De l'Everest à Filomena (en passant par le Kirghizistan) : voici Ignacio Izquierdo, le photographe qui a capturé la chute de neige du siècle

Anonim

Retraite du Crystal Palace à Madrid

Le Palacio de Cristal del Retiro gagne en beauté avec la neige laissée par la tempête Filomena à Madrid

Dans la nuit du vendredi 8 janvier 2021, Ignacio Izquierdo a retrouvé ses signes vitaux. Le confinement, la crise sanitaire, l'absence d'emplois, la tristesse.
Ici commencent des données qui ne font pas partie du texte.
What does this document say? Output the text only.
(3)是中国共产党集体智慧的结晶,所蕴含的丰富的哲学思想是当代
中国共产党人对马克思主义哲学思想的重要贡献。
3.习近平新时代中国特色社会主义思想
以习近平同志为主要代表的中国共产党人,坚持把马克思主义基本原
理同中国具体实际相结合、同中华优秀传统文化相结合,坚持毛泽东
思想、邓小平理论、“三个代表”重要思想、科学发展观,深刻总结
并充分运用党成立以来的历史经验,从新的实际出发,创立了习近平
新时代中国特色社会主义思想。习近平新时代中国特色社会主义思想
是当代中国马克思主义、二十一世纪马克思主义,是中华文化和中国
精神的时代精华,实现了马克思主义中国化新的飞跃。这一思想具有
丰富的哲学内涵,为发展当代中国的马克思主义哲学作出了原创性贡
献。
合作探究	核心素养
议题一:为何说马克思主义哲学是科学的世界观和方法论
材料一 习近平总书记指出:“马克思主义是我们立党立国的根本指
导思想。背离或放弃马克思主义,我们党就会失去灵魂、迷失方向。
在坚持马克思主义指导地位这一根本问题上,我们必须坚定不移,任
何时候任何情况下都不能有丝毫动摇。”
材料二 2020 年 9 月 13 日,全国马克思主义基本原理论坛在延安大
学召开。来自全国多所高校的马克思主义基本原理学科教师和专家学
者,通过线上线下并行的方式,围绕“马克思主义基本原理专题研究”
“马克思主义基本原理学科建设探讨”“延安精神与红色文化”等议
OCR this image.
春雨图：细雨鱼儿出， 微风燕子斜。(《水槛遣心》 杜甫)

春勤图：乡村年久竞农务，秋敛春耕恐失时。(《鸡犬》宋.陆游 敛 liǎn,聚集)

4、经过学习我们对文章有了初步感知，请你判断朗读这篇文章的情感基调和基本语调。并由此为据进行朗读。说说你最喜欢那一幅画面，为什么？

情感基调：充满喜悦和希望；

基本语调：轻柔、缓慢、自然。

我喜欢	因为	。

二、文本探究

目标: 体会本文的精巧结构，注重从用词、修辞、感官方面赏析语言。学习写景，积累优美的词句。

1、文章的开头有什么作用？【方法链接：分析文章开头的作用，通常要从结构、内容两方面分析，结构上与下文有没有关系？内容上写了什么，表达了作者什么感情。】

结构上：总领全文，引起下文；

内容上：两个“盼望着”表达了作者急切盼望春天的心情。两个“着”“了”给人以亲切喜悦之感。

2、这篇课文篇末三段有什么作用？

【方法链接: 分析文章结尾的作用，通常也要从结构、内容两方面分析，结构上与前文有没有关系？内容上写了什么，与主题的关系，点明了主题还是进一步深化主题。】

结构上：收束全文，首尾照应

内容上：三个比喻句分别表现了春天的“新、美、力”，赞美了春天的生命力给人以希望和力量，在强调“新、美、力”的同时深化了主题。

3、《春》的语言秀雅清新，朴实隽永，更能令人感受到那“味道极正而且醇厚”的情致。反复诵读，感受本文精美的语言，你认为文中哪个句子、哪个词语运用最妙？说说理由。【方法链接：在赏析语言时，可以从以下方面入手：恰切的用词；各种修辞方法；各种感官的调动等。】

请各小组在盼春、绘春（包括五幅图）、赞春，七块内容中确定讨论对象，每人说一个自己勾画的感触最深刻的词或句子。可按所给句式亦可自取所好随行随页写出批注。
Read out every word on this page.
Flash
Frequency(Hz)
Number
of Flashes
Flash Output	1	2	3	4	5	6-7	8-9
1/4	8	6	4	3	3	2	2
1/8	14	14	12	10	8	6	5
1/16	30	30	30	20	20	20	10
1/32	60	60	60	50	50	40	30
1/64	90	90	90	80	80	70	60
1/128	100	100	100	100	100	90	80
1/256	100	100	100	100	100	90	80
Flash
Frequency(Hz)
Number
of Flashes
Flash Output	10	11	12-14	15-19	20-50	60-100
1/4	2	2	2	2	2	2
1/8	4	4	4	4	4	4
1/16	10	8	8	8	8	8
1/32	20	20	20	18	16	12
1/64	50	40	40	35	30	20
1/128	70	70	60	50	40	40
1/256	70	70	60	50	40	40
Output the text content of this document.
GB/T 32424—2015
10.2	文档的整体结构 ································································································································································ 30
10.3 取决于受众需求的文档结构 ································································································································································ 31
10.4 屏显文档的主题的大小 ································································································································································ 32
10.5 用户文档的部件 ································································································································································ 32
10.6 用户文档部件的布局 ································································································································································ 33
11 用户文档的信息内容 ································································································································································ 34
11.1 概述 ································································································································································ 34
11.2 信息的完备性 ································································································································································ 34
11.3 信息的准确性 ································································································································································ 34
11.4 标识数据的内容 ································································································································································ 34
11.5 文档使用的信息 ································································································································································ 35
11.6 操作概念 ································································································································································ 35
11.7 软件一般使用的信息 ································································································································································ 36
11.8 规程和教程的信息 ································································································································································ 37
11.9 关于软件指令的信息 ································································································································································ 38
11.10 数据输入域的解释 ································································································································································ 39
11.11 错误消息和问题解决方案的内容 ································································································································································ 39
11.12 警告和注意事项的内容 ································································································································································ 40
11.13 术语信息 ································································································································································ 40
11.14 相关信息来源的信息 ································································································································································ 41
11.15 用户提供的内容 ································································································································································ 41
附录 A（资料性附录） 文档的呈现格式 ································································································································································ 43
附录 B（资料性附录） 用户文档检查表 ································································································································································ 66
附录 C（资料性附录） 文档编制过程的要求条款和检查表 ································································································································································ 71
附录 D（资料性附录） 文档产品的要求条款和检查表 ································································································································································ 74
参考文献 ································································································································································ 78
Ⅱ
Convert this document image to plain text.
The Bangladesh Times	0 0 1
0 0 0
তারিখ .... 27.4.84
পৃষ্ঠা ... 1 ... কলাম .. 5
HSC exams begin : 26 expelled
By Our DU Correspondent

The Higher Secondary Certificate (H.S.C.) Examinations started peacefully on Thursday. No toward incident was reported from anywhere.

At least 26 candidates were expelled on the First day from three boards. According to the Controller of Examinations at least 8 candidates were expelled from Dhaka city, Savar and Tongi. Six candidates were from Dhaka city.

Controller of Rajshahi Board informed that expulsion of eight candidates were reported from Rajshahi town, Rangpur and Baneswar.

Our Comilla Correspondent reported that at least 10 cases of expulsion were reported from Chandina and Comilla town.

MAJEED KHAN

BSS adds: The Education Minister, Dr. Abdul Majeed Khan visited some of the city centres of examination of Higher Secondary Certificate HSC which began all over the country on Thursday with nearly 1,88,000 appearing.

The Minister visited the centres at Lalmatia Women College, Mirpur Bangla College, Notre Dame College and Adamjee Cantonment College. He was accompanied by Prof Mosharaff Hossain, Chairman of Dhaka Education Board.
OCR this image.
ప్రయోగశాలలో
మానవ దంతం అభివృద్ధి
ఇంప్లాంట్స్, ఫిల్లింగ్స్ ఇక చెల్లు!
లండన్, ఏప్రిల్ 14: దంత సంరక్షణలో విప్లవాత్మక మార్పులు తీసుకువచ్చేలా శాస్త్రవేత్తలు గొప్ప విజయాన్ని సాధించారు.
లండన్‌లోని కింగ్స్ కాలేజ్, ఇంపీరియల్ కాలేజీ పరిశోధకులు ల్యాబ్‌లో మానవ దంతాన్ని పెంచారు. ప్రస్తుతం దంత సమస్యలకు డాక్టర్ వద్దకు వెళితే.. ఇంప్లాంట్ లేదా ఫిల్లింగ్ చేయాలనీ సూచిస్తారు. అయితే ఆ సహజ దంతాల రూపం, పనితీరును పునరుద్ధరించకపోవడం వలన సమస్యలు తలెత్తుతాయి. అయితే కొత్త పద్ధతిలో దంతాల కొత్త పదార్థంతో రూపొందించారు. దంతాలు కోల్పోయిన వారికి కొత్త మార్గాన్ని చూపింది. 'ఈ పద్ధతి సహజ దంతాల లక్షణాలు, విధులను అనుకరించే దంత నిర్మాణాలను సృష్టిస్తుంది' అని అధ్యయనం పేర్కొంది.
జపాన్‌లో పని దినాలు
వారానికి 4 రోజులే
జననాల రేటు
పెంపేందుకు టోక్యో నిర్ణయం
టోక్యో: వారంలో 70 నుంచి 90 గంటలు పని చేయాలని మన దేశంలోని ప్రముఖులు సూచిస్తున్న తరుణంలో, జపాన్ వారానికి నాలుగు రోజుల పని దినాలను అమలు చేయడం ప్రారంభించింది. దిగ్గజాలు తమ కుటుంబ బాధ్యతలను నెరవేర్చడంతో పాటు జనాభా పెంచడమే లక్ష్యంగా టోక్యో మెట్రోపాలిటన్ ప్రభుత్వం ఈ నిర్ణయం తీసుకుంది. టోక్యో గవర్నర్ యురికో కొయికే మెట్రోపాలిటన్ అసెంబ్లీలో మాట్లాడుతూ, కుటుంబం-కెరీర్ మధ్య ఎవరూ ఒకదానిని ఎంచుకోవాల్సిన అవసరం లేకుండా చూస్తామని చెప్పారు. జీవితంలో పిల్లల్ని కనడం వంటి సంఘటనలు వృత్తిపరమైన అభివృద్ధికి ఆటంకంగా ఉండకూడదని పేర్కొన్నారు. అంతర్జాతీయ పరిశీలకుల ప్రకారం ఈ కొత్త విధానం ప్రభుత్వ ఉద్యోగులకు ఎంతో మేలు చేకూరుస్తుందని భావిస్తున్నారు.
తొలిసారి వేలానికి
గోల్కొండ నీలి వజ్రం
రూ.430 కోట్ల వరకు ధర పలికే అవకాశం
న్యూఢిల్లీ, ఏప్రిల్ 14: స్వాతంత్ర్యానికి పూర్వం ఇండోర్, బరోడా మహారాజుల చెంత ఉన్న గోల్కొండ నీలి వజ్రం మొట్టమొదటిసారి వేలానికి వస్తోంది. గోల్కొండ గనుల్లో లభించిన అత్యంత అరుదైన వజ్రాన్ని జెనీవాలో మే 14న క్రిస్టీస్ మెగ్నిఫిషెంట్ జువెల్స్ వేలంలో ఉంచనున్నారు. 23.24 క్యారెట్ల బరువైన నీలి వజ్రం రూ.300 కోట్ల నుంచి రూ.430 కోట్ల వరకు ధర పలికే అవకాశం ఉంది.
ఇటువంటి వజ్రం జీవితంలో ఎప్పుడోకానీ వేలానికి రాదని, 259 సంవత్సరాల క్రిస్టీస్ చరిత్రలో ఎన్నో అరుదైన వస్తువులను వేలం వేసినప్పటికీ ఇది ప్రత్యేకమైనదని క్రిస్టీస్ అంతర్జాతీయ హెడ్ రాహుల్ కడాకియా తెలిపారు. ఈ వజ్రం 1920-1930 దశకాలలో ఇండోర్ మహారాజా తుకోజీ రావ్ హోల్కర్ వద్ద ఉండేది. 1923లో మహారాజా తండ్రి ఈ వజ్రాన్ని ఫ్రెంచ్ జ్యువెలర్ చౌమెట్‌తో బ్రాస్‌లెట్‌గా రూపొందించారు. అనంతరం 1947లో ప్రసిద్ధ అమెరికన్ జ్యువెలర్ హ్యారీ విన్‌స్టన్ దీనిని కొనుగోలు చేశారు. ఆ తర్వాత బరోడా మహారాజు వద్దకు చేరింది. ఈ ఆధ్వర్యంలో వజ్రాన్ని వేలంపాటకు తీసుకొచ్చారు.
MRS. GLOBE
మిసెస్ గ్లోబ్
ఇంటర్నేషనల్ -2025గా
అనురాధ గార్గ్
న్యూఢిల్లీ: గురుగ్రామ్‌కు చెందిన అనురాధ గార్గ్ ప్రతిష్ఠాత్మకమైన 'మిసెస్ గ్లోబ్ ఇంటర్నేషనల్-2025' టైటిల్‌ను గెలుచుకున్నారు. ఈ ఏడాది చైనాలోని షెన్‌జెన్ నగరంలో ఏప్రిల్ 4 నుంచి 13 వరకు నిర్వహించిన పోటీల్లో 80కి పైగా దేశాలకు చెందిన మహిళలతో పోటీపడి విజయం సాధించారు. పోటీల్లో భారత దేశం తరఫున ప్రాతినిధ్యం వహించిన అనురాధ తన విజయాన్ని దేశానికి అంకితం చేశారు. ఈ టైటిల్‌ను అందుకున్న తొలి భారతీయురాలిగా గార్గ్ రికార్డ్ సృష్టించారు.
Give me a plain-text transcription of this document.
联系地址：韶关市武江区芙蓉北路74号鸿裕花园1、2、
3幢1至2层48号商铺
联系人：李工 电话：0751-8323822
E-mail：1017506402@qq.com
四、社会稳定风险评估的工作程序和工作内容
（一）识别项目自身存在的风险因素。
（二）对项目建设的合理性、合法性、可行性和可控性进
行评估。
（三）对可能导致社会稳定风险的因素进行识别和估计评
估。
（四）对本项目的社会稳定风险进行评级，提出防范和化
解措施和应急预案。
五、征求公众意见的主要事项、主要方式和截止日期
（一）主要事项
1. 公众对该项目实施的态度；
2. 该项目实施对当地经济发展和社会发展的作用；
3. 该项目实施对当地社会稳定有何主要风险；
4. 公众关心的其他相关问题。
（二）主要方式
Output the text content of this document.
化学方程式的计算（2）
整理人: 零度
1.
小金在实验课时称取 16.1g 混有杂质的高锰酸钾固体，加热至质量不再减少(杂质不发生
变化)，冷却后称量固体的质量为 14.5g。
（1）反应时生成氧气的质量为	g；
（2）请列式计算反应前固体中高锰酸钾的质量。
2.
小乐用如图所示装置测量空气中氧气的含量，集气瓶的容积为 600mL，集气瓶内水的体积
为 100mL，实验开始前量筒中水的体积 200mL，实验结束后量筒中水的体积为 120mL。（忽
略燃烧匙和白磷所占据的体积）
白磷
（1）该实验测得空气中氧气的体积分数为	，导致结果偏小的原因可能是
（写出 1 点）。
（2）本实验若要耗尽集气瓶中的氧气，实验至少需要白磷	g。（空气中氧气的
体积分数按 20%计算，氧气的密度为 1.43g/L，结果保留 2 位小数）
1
Tout cet enchaînement avait engourdi ses genoux, l'obturateur de ses trois appareils photo et, ce qui est pire, l'envie de sortir et de s'en servir.

Une véritable catastrophe pour quelqu'un qui a photographié le monde d'un bout à l'autre : des montagnes du Kirghizistan au géant néo-zélandais Taranaki, en passant par les coraux des Philippines – qui l'ont presque rendu aveugle – ou le tout-puissant Everest, qu'il a capturé dans le même rouge incandescent avec lequel Velázquez a peint le métal de La Forge de Vulcano .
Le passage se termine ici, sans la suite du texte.